Zim miners reject 1:1 exchange rate


    HARARE- In a move that is likely to further impact negatively on the economy, miners who are the major generators of forex are demanding a fair value liquidation of their export proceeds paid in RTGS.

    Fair value liquidation refers to the conversion of forex receipts at prevailing unofficial but evident exchange rates.

    The market has priced the impact of exchange rate as seen through price increases notably for goods of import nature.

    General prices across a wider selection of goods notably of imports nature now show at least a 300% upsurge and this is largely in line with parallel exchange rates between the US dollar and the RTGS.

    Locally manufactured goods’ prices have also risen but at a much slower rate, as a knock on effect of USD surges and the complete economic circuit.

    In a state of the mining industry 2018 report, miners opined that FCA allocations for the industry should be reviewed in line with the actual $US costs that are obtaining on the market for inputs.

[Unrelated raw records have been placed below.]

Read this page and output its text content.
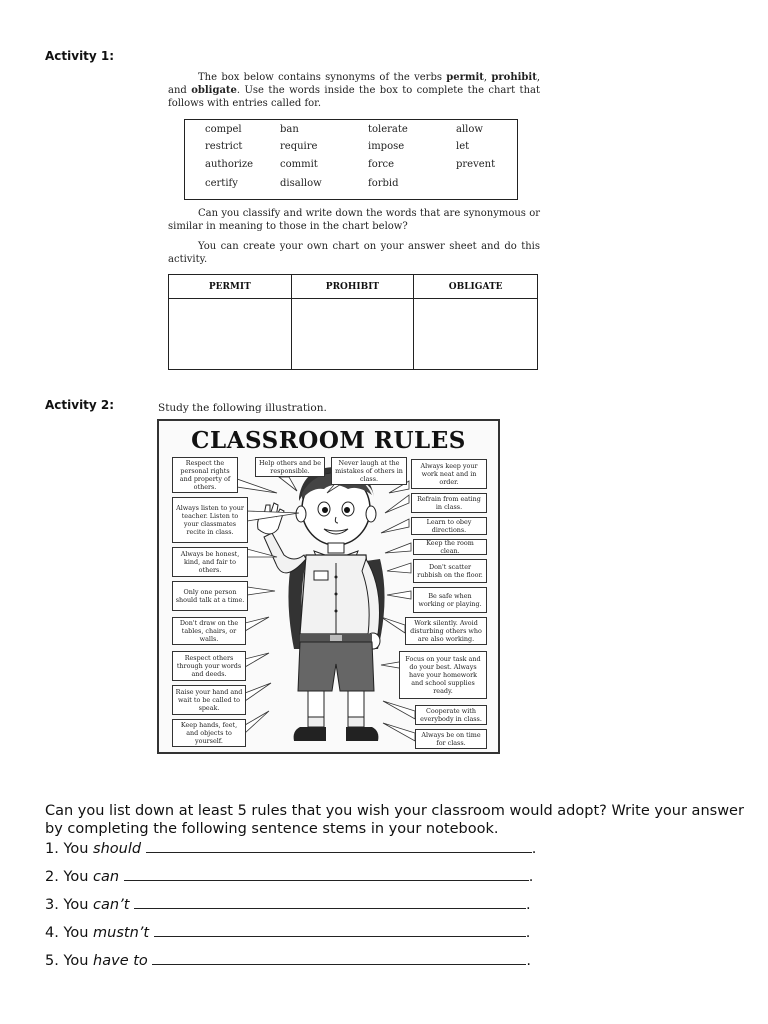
Activity 1:
The box below contains synonyms of the verbs permit, prohibit, and obligate. Use the words inside the box to complete the chart that follows with entries called for.
compel	ban	tolerate	allow
restrict	require	impose	let
authorize	commit	force	prevent
certify	disallow	forbid
Can you classify and write down the words that are synonymous or similar in meaning to those in the chart below?
You can create your own chart on your answer sheet and do this activity.
PERMIT	PROHIBIT	OBLIGATE

Activity 2:	Study the following illustration.
CLASSROOM RULES
Respect the personal rights and property of others.
Help others and be responsible.
Never laugh at the mistakes of others in class.
Always keep your work neat and in order.
Always listen to your teacher. Listen to your classmates recite in class.
Refrain from eating in class.
Learn to obey directions.
Keep the room clean.
Always be honest, kind, and fair to others.	Don't scatter rubbish on the floor.
Only one person should talk at a time.	Be safe when working or playing.
Don't draw on the tables, chairs, or walls.
Work silently. Avoid disturbing others who are also working.
Respect others through your words and deeds.
Focus on your task and do your best. Always have your homework and school supplies ready.
Raise your hand and wait to be called to speak.	Cooperate with everybody in class.
Keep hands, feet, and objects to yourself.
Always be on time for class.
Can you list down at least 5 rules that you wish your classroom would adopt? Write your answer by completing the following sentence stems in your notebook.
1. You should	.
2. You can	.
3. You can’t	.
4. You mustn’t	.
5. You have to	.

    Of the $3.01 billion generated through exports between January and September, mining contributed over 70% with the difference largely being attributed to agriculture whose anchor product Tobacco achieved a record out-turn.  Key mining exports remain gold and platinum.

    Gold saw a record performance at 30.2 tonnes in the 10 months period to October which is ahead of revised full year target. Its price has however been trending lower on global markets since January.

    Zimbabwe has earned over $1 billion in gold receipts between January and September 2018 and this has largely been from small scale miners. The country is reported to have potential of producing up to 50 tones of gold per annum.

    Government however allows for retention of forex receipts of up to 70% by miners in gold, chrome and platinum.  Despite this allowance a number of the mining producers have not been able to access the 70% and in a recent case Rio Zim which is the largest listed gold said it is downing tools due its failure to access its forex from RBZ.

    Rio Zim said it has only accessed 15% of its forex receipts since 2016 which is grossly below the allowed 70% hence its failure to service debts and retool.  The miner has since resumed operations at its 3 mines following an escalated engagement with RBZ.

    Given the shifting contribution in favour of small scale miners, it is alleged that primary miners are understating production numbers driven by the motive to preserve value.